Dr. Christina Holtz-Bacha

/ 11 Minuten zu lesen

Europawahlkämpfe stehen vor besonderen Herausforderungen – zwischen nationalen Themen und zunehmend europäisierten Wahlkampagnen gilt es, die Wählerschaft überhaupt zur Stimmabgabe zu motivieren. Was bedeutet das für den Wahlkampf? Welche Rollen spielen dabei die Medien? Und wie steht es um die Wahlbeteiligung in der EU?

Europäische Flagge auf einer Wahlurne (© picture alliance / Ulrich Baumgarten | Ulrich Baumgarten)
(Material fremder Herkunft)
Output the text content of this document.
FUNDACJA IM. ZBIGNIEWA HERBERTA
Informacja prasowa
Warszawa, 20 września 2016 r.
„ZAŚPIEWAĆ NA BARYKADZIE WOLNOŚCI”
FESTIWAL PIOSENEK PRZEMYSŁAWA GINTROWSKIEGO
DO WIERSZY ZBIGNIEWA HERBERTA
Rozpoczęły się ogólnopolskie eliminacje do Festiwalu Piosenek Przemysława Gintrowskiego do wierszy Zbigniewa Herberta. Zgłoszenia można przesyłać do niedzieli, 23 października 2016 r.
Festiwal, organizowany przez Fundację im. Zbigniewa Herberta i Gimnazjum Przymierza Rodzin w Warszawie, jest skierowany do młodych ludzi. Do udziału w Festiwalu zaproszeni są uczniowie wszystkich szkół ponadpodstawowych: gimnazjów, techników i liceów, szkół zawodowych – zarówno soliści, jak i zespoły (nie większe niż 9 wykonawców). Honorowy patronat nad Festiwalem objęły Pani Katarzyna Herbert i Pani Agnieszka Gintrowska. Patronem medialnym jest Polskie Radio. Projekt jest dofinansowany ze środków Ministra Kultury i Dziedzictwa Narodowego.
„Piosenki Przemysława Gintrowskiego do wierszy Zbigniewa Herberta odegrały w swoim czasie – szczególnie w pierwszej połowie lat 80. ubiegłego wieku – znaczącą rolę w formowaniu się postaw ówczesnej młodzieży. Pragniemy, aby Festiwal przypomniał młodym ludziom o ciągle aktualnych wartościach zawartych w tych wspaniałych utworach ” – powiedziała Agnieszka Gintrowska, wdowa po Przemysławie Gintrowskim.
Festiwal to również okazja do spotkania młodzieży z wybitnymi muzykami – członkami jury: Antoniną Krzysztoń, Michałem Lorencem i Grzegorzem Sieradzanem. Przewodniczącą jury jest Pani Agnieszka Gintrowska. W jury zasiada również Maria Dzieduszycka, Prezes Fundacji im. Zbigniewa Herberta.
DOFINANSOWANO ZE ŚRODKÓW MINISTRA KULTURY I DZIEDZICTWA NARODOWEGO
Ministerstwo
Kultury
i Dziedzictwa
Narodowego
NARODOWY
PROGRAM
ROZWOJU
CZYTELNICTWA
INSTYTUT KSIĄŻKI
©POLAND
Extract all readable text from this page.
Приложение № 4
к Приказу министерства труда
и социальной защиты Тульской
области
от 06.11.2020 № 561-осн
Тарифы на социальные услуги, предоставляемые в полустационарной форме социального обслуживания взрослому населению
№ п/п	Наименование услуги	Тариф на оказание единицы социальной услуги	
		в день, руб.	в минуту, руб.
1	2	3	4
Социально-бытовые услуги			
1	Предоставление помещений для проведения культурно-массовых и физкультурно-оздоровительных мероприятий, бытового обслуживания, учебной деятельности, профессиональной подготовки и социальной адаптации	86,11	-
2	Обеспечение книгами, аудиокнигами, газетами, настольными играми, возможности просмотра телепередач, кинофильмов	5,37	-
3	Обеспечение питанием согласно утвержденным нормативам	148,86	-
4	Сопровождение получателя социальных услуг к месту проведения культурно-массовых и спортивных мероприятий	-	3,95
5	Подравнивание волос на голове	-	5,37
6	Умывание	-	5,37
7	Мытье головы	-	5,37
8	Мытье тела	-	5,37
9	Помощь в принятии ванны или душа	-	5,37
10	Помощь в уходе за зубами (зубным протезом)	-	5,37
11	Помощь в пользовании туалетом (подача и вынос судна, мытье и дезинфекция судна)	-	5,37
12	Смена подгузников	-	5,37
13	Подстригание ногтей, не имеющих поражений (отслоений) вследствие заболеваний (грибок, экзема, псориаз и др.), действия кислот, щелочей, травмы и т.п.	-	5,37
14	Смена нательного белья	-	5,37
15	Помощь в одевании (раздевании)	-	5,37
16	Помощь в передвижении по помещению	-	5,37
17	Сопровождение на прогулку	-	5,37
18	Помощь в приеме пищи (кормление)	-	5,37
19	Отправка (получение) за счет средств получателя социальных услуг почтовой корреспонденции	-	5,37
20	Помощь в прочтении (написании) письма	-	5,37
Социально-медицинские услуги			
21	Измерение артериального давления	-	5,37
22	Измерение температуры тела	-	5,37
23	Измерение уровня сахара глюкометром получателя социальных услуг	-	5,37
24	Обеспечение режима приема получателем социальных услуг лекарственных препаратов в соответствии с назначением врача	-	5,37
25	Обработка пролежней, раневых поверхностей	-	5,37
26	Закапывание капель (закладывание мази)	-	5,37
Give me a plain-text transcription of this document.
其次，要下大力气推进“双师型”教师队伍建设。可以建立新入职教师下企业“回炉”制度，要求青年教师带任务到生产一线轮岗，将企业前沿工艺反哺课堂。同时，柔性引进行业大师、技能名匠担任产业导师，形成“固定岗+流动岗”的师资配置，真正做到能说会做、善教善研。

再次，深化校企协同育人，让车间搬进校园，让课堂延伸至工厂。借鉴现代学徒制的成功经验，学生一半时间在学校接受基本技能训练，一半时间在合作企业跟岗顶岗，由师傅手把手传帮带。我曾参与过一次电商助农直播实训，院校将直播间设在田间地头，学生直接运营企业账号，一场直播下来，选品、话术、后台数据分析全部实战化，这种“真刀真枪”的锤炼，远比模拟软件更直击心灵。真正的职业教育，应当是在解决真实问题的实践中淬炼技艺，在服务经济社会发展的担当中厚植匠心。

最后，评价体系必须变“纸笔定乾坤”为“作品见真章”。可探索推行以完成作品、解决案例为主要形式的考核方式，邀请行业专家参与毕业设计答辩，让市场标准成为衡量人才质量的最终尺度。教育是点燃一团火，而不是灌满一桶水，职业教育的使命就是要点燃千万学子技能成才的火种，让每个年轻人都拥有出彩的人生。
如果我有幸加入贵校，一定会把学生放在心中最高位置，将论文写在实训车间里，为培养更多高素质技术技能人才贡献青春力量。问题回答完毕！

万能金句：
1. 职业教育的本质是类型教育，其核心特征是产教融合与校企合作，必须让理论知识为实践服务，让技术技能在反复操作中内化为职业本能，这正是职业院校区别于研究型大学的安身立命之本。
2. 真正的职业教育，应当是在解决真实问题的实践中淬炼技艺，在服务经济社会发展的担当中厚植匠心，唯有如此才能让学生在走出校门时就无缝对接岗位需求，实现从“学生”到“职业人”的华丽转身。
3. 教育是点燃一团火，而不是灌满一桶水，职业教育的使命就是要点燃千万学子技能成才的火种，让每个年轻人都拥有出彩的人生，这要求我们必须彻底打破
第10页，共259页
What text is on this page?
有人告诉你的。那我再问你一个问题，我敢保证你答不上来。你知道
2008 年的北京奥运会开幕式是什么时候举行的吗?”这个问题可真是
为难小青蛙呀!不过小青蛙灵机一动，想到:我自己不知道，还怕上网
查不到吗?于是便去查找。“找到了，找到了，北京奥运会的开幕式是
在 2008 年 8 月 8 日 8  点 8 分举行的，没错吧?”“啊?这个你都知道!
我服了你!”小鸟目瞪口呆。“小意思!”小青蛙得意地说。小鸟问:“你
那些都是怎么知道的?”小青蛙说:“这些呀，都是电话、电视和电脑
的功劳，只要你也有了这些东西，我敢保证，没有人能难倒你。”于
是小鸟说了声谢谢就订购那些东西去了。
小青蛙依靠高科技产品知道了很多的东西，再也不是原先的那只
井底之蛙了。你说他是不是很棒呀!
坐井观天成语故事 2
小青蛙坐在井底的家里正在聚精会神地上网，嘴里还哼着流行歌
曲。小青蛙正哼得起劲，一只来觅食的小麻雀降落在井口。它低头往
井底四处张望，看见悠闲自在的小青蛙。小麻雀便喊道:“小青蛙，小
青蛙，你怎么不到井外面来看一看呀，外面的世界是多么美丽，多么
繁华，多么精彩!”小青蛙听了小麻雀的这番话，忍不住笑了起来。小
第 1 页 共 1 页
Die Europawahlen werden in der politikwissenschaftlichen Forschung sowie in den Medien oft als Interner Link: Nebenwahlen („second-order elections“) klassifiziert. Diese Charakterisierung liefert eine plausible Erklärung dafür, dass das Interesse an den Europawahlen unter den Wahlberechtigten bislang eher mäßig blieb. Da aus Europawahlen keine Regierung hervorgeht, fehlt ihnen das Spannungsmoment, das nationale Wahlen auszeichnet. Zudem steht für jeden EU-Mitgliedstaat die Zahl der Abgeordneten im Europäischen Parlament fest, daher beeinflusst die Stimmabgabe lediglich die Stärke der Parteien unter den Abgeordneten. Bei einer Europawahl steht also „weniger“ auf dem Spiel - das hat Folgen für die Wahlbeteiligung und den Wahlkampf, der sich im Dreieck von Parteien, Medien und Wählerschaft abspielt.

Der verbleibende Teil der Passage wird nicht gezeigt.